Нил прокладывал путь между сгнившими столбами на тропинке и в орешнике. Младший жрец, его плащ из оленьей кожи насквозь промок от мокрых листьев, удивлённо остановился, когда они добрались до старого жертвенника. Он нахмурился и присвистнул, затем дотронулся до паха, чтобы отвести злых духов. Не тело странника вызвало такую предосторожность, а скорее то, что пространство в центре святилища было старательно расчищено от травы и орешника. Казалось, что всё-таки кто-то тайно поклонялся здесь, и наличие черепа быка говорило, что этот кто-то приходил в это заброшенное место молиться Слаолу, так как бык был животным Слаола, так же как барсук, летучая мышь и сова принадлежали Лаханне.

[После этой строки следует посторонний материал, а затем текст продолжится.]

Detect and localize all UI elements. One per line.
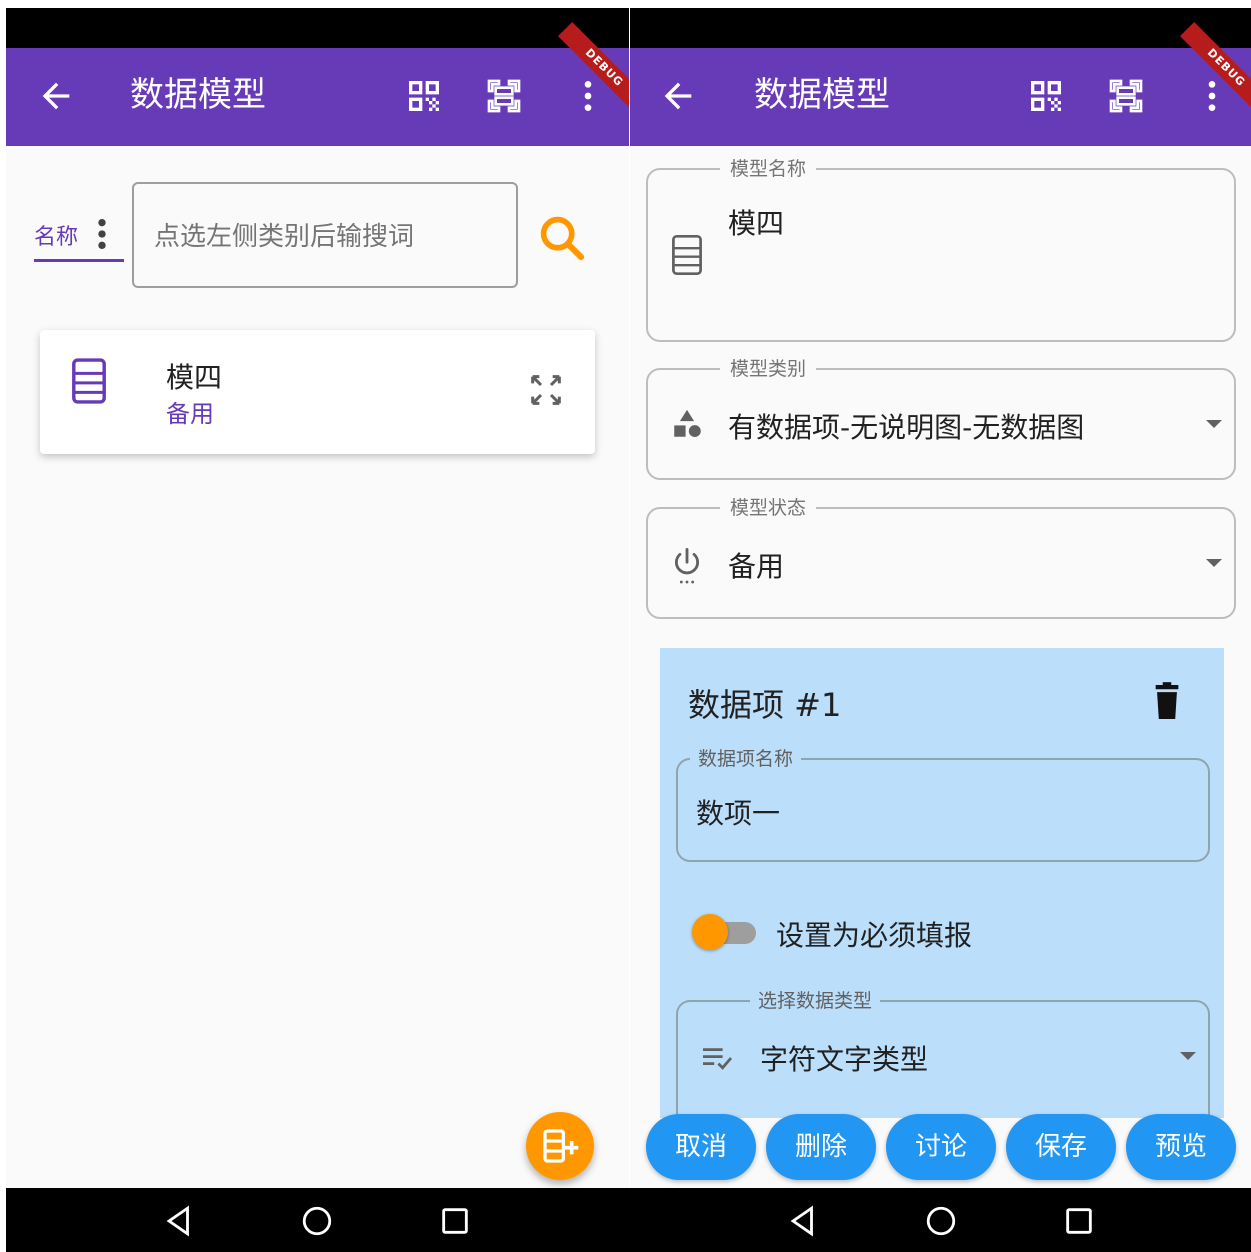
model-state-dropdown[interactable]: 模型状态 备用 bbox=[646, 493, 1236, 619]
list-item[interactable]: 模四 备用 bbox=[40, 330, 595, 454]
preview-button[interactable]: 预览 bbox=[1126, 1114, 1236, 1180]
shapes-icon bbox=[674, 409, 701, 438]
chevron-down-icon bbox=[1206, 420, 1222, 428]
toggle-knob bbox=[692, 914, 728, 950]
list-panel: 数据模型 DEBUG 名称 模四 备用 bbox=[6, 8, 629, 1188]
cancel-button[interactable]: 取消 bbox=[646, 1114, 756, 1180]
scan-icon[interactable] bbox=[484, 76, 524, 116]
list-item-status: 备用 bbox=[166, 400, 214, 428]
edit-panel: 数据模型 DEBUG 模型名称 模四 模型类别 有数据项-无说明图-无数据图 模… bbox=[630, 8, 1251, 1188]
qr-code-icon[interactable] bbox=[404, 76, 444, 116]
qr-code-icon[interactable] bbox=[1026, 76, 1066, 116]
home-nav-icon[interactable] bbox=[300, 1204, 334, 1238]
document-icon bbox=[672, 234, 702, 276]
scan-icon[interactable] bbox=[1106, 76, 1146, 116]
discuss-button[interactable]: 讨论 bbox=[886, 1114, 996, 1180]
add-item-icon bbox=[543, 1129, 579, 1163]
model-category-dropdown[interactable]: 模型类别 有数据项-无说明图-无数据图 bbox=[646, 354, 1236, 480]
data-item-name-label: 数据项名称 bbox=[690, 744, 802, 771]
model-category-value: 有数据项-无说明图-无数据图 bbox=[728, 411, 1085, 444]
chevron-down-icon bbox=[1206, 559, 1222, 567]
list-item-title: 模四 bbox=[166, 361, 223, 394]
expand-icon[interactable] bbox=[526, 370, 566, 410]
data-item-name-value[interactable]: 数项一 bbox=[696, 792, 780, 832]
recents-nav-icon[interactable] bbox=[1062, 1204, 1096, 1238]
search-input[interactable] bbox=[152, 214, 496, 260]
data-item-name-field[interactable]: 数据项名称 数项一 bbox=[676, 744, 1210, 862]
trash-icon[interactable] bbox=[1150, 682, 1184, 722]
page-title: 数据模型 bbox=[754, 75, 890, 115]
recents-nav-icon[interactable] bbox=[438, 1204, 472, 1238]
data-type-label: 选择数据类型 bbox=[750, 986, 881, 1013]
delete-button[interactable]: 删除 bbox=[766, 1114, 876, 1180]
page-title: 数据模型 bbox=[130, 75, 266, 115]
filter-tab-label: 名称 bbox=[34, 225, 79, 250]
search-field[interactable] bbox=[132, 182, 518, 288]
required-toggle-label: 设置为必须填报 bbox=[776, 919, 973, 952]
top-margin bbox=[0, 0, 1251, 8]
more-vert-icon[interactable] bbox=[96, 217, 108, 251]
search-icon[interactable] bbox=[536, 212, 588, 264]
arrow-left-icon[interactable] bbox=[658, 76, 698, 116]
document-icon bbox=[72, 358, 106, 404]
arrow-left-icon[interactable] bbox=[36, 76, 76, 116]
app-bar: 数据模型 DEBUG bbox=[630, 22, 1251, 146]
data-type-dropdown[interactable]: 选择数据类型 字符文字类型 bbox=[676, 986, 1210, 1120]
back-nav-icon[interactable] bbox=[162, 1204, 196, 1238]
chevron-down-icon bbox=[1180, 1052, 1196, 1060]
add-item-button[interactable] bbox=[526, 1112, 594, 1180]
model-name-field[interactable]: 模型名称 模四 bbox=[646, 154, 1236, 342]
model-category-label: 模型类别 bbox=[720, 354, 817, 381]
data-item-card: 数据项 #1 数据项名称 数项一 设置为必须填报 选择数据类型 字符文字类型 bbox=[660, 648, 1224, 1120]
app-bar: 数据模型 DEBUG bbox=[6, 22, 629, 146]
data-item-title: 数据项 #1 bbox=[688, 686, 842, 724]
status-bar bbox=[630, 8, 1251, 48]
required-toggle[interactable] bbox=[692, 914, 756, 950]
home-nav-icon[interactable] bbox=[924, 1204, 958, 1238]
action-bar: 取消 删除 讨论 保存 预览 bbox=[646, 1114, 1246, 1180]
text-format-icon bbox=[703, 1048, 733, 1070]
more-vert-icon[interactable] bbox=[568, 76, 608, 116]
save-button[interactable]: 保存 bbox=[1006, 1114, 1116, 1180]
model-name-value[interactable]: 模四 bbox=[728, 202, 784, 242]
status-bar bbox=[6, 8, 629, 48]
system-nav-bar bbox=[6, 1188, 1251, 1252]
back-nav-icon[interactable] bbox=[786, 1204, 820, 1238]
data-type-value: 字符文字类型 bbox=[760, 1043, 929, 1076]
filter-tab[interactable]: 名称 bbox=[34, 213, 124, 262]
tab-indicator bbox=[34, 259, 124, 262]
model-state-label: 模型状态 bbox=[720, 493, 817, 520]
model-state-value: 备用 bbox=[728, 550, 785, 583]
model-name-label: 模型名称 bbox=[720, 154, 817, 181]
power-icon bbox=[674, 548, 700, 584]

Галет тоже притронулся к паху, но он хотел отвести дух мёртвого чужеземца, который лежал на спине с тремя стрелами, торчащими из груди. Нил упал на четвереньки и залаял по-собачьи, чтобы отогнать дух мёртвеца подальше от холодного тела. Он долго лаял и выл, затем резко встал, потер руки и сказал, что теперь тело безопасно.

— Разденьте его, — приказал Галет своим людям, — и выройте могилу для него во рву.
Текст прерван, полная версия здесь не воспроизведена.